According to the German Historian Hammer, the fair was started in 1593 by Sinan Pasha – a grand vizir of the times of the Sultans Murad III (1574-1593) and Mehmed (1593 – 1603). Passing by the place he liked it a lot and granted 30 thousand golden stivers from the treasury and ordered there to be build a caravanserai, a mosque, imaret and a bath, and each year a fair to be organized in the village which would last 40 days. Bulgarian scholars say that the fair was initially a Christian fair-market which with the help of the Turkish Authorities had gradually developped into a big fair. The market-place itself was devided into separate markets, situated in the valley of Uzondzhovo. The traders and the craftsmen from every town or region had their own local bazaars, and the livestock and slave markets were separate. In the middle of the fair there were a big inn with lead roof, a bath, mosque, imaret and a caravanserai.

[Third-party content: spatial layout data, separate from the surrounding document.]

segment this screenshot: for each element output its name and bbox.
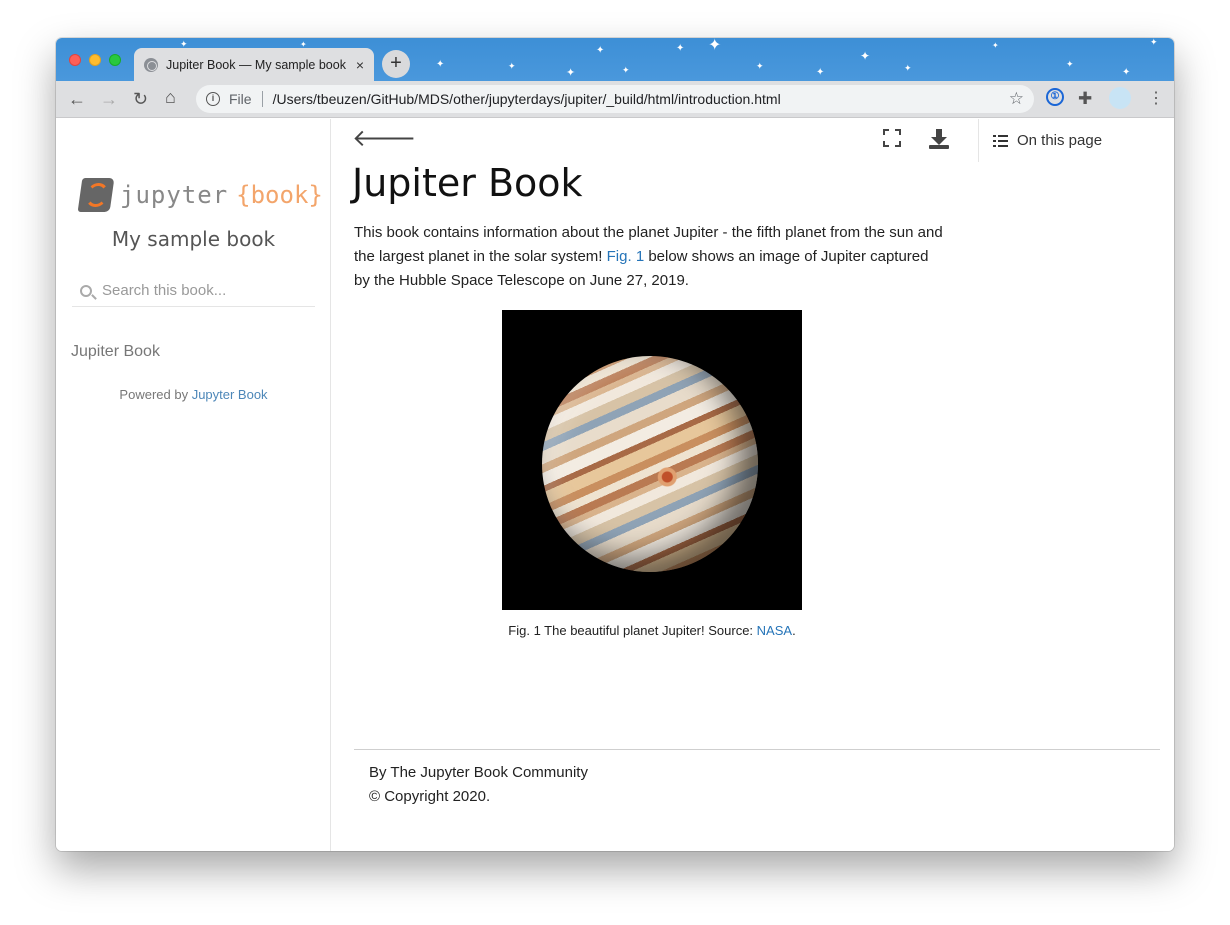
- on-this-page-label: On this page: [1017, 132, 1103, 149]
- download-icon[interactable]: [928, 128, 950, 150]
- search-box[interactable]: [72, 275, 315, 307]
- powered-by-prefix: Powered by: [119, 387, 192, 402]
- star-decoration: ✦: [816, 67, 825, 78]
- star-decoration: ✦: [436, 59, 445, 70]
- forward-icon[interactable]: →: [100, 88, 118, 110]
- star-decoration: ✦: [992, 41, 999, 50]
- footer-author: By The Jupyter Book Community: [369, 764, 588, 781]
- close-window-button[interactable]: [69, 54, 81, 66]
- toggle-sidebar-arrow-icon[interactable]: 🡐: [352, 127, 416, 151]
- tab-close-icon[interactable]: ×: [356, 57, 364, 73]
- search-input[interactable]: [102, 282, 302, 299]
- star-icon[interactable]: ☆: [1009, 89, 1024, 109]
- sidebar-item-jupiter-book[interactable]: Jupiter Book: [71, 343, 160, 361]
- info-icon[interactable]: i: [206, 92, 220, 106]
- minimize-window-button[interactable]: [89, 54, 101, 66]
- figure-caption: Fig. 1 The beautiful planet Jupiter! Sou…: [402, 623, 902, 638]
- star-decoration: ✦: [708, 38, 722, 54]
- caption-suffix: .: [792, 623, 796, 638]
- jupyter-book-logo[interactable]: jupyter {book}: [77, 175, 323, 215]
- browser-toolbar: ← → ↻ ⌂ i File /Users/tbeuzen/GitHub/MDS…: [56, 81, 1174, 118]
- maximize-window-button[interactable]: [109, 54, 121, 66]
- site-title: My sample book: [111, 227, 276, 251]
- caption-source-link[interactable]: NASA: [757, 623, 792, 638]
- back-icon[interactable]: ←: [68, 88, 86, 110]
- star-decoration: ✦: [508, 61, 516, 71]
- browser-window: ✦ ✦ ✦ ✦ ✦ ✦ ✦ ✦ ✦ ✦ ✦ ✦ ✦ ✦ ✦ ✦ ✦ Jupite…: [56, 38, 1174, 851]
- star-decoration: ✦: [1066, 59, 1074, 69]
- caption-text: Fig. 1 The beautiful planet Jupiter! Sou…: [508, 623, 757, 638]
- footer-copyright: © Copyright 2020.: [369, 788, 491, 805]
- new-tab-button[interactable]: +: [382, 50, 410, 78]
- fullscreen-icon[interactable]: [883, 129, 901, 147]
- page-content: jupyter {book} My sample book Jupiter Bo…: [56, 119, 1174, 851]
- list-icon: [993, 134, 1008, 147]
- star-decoration: ✦: [676, 43, 685, 54]
- home-icon[interactable]: ⌂: [165, 86, 176, 108]
- sidebar: jupyter {book} My sample book Jupiter Bo…: [56, 119, 331, 851]
- star-decoration: ✦: [1150, 38, 1158, 47]
- search-icon: [80, 284, 92, 297]
- url-text[interactable]: /Users/tbeuzen/GitHub/MDS/other/jupyterd…: [273, 91, 1009, 107]
- tab-active[interactable]: Jupiter Book — My sample book ×: [134, 48, 374, 81]
- logo-word: jupyter: [120, 181, 229, 209]
- book-logo-icon: [77, 178, 115, 212]
- star-decoration: ✦: [756, 61, 764, 71]
- tab-bar: ✦ ✦ ✦ ✦ ✦ ✦ ✦ ✦ ✦ ✦ ✦ ✦ ✦ ✦ ✦ ✦ ✦ Jupite…: [56, 38, 1174, 81]
- star-decoration: ✦: [860, 49, 871, 63]
- jupiter-image: [502, 310, 802, 610]
- on-this-page-toggle[interactable]: On this page: [993, 132, 1102, 149]
- powered-by-link[interactable]: Jupyter Book: [192, 387, 268, 402]
- url-scheme: File: [229, 91, 252, 107]
- star-decoration: ✦: [596, 45, 605, 56]
- profile-icon[interactable]: [1109, 87, 1131, 109]
- star-decoration: ✦: [566, 67, 576, 79]
- extensions-icon[interactable]: ✚: [1078, 89, 1092, 109]
- tab-title: Jupiter Book — My sample book: [166, 57, 346, 72]
- footer: By The Jupyter Book Community © Copyrigh…: [369, 761, 588, 809]
- intro-paragraph: This book contains information about the…: [354, 221, 944, 293]
- globe-icon: [144, 57, 158, 72]
- planet-jupiter: [542, 356, 758, 572]
- menu-icon[interactable]: ⋮: [1148, 89, 1164, 109]
- toc-divider: [978, 119, 979, 162]
- reload-icon[interactable]: ↻: [133, 88, 148, 110]
- page-title: Jupiter Book: [352, 161, 583, 205]
- address-bar[interactable]: i File /Users/tbeuzen/GitHub/MDS/other/j…: [196, 85, 1034, 113]
- star-decoration: ✦: [904, 63, 912, 73]
- powered-by: Powered by Jupyter Book: [56, 387, 331, 402]
- star-decoration: ✦: [622, 65, 630, 75]
- footer-divider: [354, 749, 1160, 750]
- password-manager-icon[interactable]: ①: [1046, 88, 1064, 106]
- star-decoration: ✦: [1122, 67, 1131, 78]
- logo-book-word: {book}: [236, 181, 323, 209]
- url-separator: [261, 91, 263, 107]
- figure-reference-link[interactable]: Fig. 1: [607, 248, 645, 265]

The great number of stores and stalls offered everything that was produced in these times – including gems and exotic colonial goods such as coffee, sugar, olive-oil, olives, tea. The Persian traders sold coloful shawls and carpets. The English ones – Indian fabric, tin, paints and spices, the Italian – cloth, fezes, glass, silk fabrics, the Russian – expensive leathers and firs, taffeta, books. There was a special officer appointed who was responsible for the order and the correct making of deals, and the traders and the goods sold were duty levied. There were also places for entertainment, where circus actors and animal trainers, jugglers and singers attracted crowds of spectators. Many notable Bulgarians had come to the fair such as: Rakovski, Nayden Gerov, P.R. Slaveykov, Dobri Chintulov and Hadji Dimitar.
In 1871, Levski* visited the fair and bought guns for the secret Committee. At that time, however, the market was breaking up. The fair of Uzundzhovo was held for the last time in 1876. The International Fair of Plovdiv is considered its successor. It was created in 1893 by the Bulgarian Government to revive its famous predecessor.
* Vasil Levski was a Bulgarian revolutionary and strategist of the Bulgarian national revolution and leader of the struggle for liberation from Ottoman yoke.